Sunday, August 13, 2006

Be Afraid...Ned Lamont Wants The Terrorist to Win

So, the dramatic arrests, the disruption in international air travel, the negative impact on airline stocks, the drastic increase in check in times at US airports, all of that and more happened because the Bush Administration wanted to get Ned Lamont's victory over Joe Lieberman off of the top of the news.

Certainly, that's the implication in this NBC report.
A senior British official knowledgeable about the case said British police were planning to continue to run surveillance for at least another week to try to obtain more evidence, while American officials pressured them to arrest the suspects sooner. The official spoke on condition of anonymity due to the sensitivity of the case.

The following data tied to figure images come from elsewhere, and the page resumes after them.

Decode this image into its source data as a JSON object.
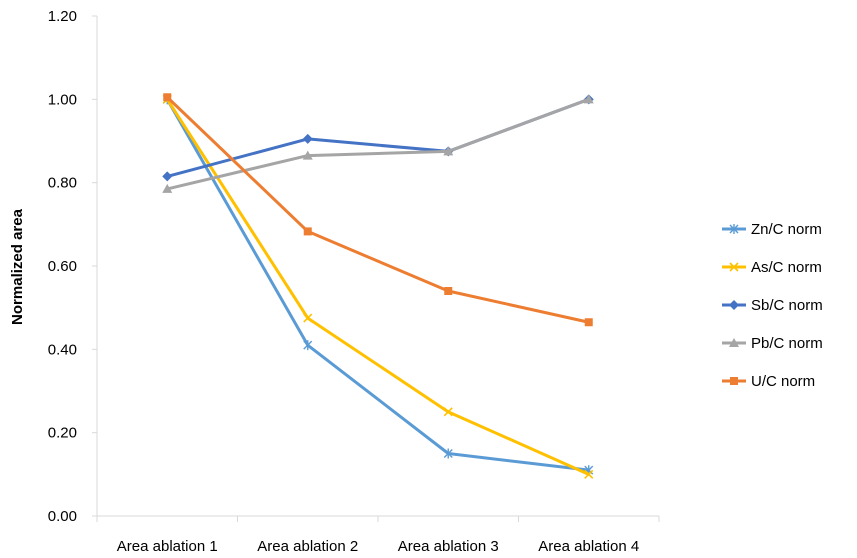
{
  "chart_data": {
    "type": "line",
    "title": "",
    "xlabel": "",
    "ylabel": "Normalized area",
    "categories": [
      "Area ablation 1",
      "Area ablation 2",
      "Area ablation 3",
      "Area ablation 4"
    ],
    "ylim": [
      0,
      1.2
    ],
    "yticks": [
      "0.00",
      "0.20",
      "0.40",
      "0.60",
      "0.80",
      "1.00",
      "1.20"
    ],
    "grid": false,
    "legend_position": "right",
    "series": [
      {
        "name": "Zn/C norm",
        "color": "#5b9bd5",
        "marker": "star",
        "values": [
          1.0,
          0.41,
          0.15,
          0.11
        ]
      },
      {
        "name": "As/C norm",
        "color": "#ffc000",
        "marker": "x",
        "values": [
          1.0,
          0.475,
          0.25,
          0.1
        ]
      },
      {
        "name": "Sb/C norm",
        "color": "#4472c4",
        "marker": "diamond",
        "values": [
          0.815,
          0.905,
          0.875,
          1.0
        ]
      },
      {
        "name": "Pb/C norm",
        "color": "#a5a5a5",
        "marker": "triangle",
        "values": [
          0.785,
          0.865,
          0.875,
          1.0
        ]
      },
      {
        "name": "U/C norm",
        "color": "#ed7d31",
        "marker": "square",
        "values": [
          1.005,
          0.683,
          0.54,
          0.465
        ]
      }
    ]
  }
}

In contrast to previous reports, the official suggested an attack was not imminent, saying the suspects had not yet purchased any airline tickets. In fact, some did not even have passports.

"Some did not even have passports." Let's assume that British bureaucracy is as efficient as its American counterpart. From the time of application, figure a couple of weeks until a passport is delivered. So, this "imminent" attack was dependent, in part, on the efficiency of the British passport office and mail system. Talk about split second timing.

The Tattered Coat has a great summary of the Bush Adminstration's intervention into an active terror investigation for political purposes.
For the GOP, the short term political importance of getting the Lamont victory, and the developing sense that America had fully turned against the Iraq War, off the news was reason enough to disrupt an active terror investigation. The disruption hurt the legal case against the terrorists — it will be much harder to convict them without passports or airline tickets. The GOP was so insistent on the timing that they threatened to “render” the lead suspect if the British did not comply with their wishes.
The war on terror is all that Bush and his neocon allies have left. Of course, before 9/11 they didn't even have that. You might say that 9/11 was the best day in the history of both the Bush Administration and the neocon movement.